Guerrilla Water Conservation Tips for Broke-Asses
It’s up to broke-asses like us to do something. The Sierra snowpack is at only 18% of its normal capacity, but I have no clue what that even means. What I do know is that some Cali towns are already rationing water, and millions of Californians are suddenly grappling with the question of whether to flush if it’s just pee. (Diagnosis: You should not flush if it’s just pee. More on this below.)
For you broke-asses grappling with these and other water use questions, we’ve put together this handy guide of household water conservation tips. If you know of some more, pipe up in the comments below! As a broke-ass bonus, none of these methods cost jackshit and they will actually save you money.
Don’t Flush if it’s Just Pee
Back in the 70s when he was fucking Linda Ronstadt, our trippy-ass governor Jerry Brown popularized the phrase “If it yellow, let it mellow. If it’s brown, flush it down”. This maxim still holds true today.
Realize that the toilet is the biggest water hog in your household. The average US toilet uses 2.6 gallons per flush, and the average US toilet-user flushes 5.5 times per day, according to statistics from engineering firm Aquacraft. That’s almost 15 gallons a day, per person, times 38 million Californians. If you can cut your flushing in half or less, you’re saving about 7 gallons per day and 50 gallons per week. It is a No. 1 priority that we get as many Californians as possible to stop flushing their No. 1.
I know, it’s gross and it makes you feel like you’re back in college at Santa Cruz. But not flushing pee will literally save lives and livelihoods in an age where water rationing is already a reality.

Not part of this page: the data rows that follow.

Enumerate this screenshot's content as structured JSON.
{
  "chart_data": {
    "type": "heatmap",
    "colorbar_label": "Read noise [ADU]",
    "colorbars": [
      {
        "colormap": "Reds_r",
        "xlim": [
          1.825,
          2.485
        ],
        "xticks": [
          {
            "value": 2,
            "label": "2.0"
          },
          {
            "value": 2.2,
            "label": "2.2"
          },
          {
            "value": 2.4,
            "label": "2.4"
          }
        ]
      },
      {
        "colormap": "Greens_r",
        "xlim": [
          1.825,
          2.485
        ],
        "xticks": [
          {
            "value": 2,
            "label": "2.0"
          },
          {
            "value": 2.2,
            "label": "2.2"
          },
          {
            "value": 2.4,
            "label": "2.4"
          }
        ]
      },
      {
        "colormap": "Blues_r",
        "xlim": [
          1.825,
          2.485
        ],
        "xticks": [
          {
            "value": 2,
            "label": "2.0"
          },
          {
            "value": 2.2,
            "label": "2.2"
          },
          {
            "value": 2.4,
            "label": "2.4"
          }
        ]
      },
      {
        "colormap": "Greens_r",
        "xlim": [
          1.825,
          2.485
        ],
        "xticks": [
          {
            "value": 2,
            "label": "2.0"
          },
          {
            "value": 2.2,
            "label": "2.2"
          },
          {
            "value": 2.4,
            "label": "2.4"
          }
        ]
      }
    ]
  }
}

The Old ‘Flush Without Flushing’ Bucket Method
Californians who grew up in the 70s looooove telling their old water conservation stories. Most of them will recall how they used to keep a bucket in their bathroom. They’d put the bucket in the shower to collect the initial burst of cold shower water while the water flow was still warming up. That extra water would then be saved and used to eliminate toilet flushing entirely.
You can still do this today. If you rapidly dump that excess “bucket water” into your toilet after use, this creates a siphon effect that will force the toilet to flush without using any additional water whatsoever. Some dude handily demonstrates this method in a YouTube video on flushing with a bucket of leftover water.
Save the Cold Water from when Your Shower or Sink is Warming Up
If you can’t bring yourself to using a bucket to reduce toilet flushing, at least use that water for your house plants, lawn or outdoor plants. Your showering and dishwashing waste water from initial cold faucet water run can be kept and used. Save every drop of it and use for regular household purposes.
Take “Navy showers”
A typical shower uses 60 fucking gallons of water. A Navy shower typically uses only 3 gallons. The Navy shower is an extreme water conservation tactic wherein you turn the shower off immediately after getting your body wet. You then later yourself in soap and shampoo without the water running, and turn the shower back on just to rinse the lather off.
The Navy shower uses exponentially less water as a normal shower. As TreeHugger observes, “The only drawback is having to contend with a weird reaction from your spouse when they ask what you are doing in the bathroom, and you tell them you are taking a shower, despite the complete silence.”
People, water is a real scarcity and we need to get extreme in conserving that shit. Wait, did I just call your water “shit”? The Bay Area has some of the cleanest drinking water in the country! But if California needs to ration water and send our water to smaller communities, it’s not going to stay that way. This historic drought could eventually lead to a compromise in the quality of your drinking water. And that could be a lot grosser than the sight of someone else’s pee in the toilet.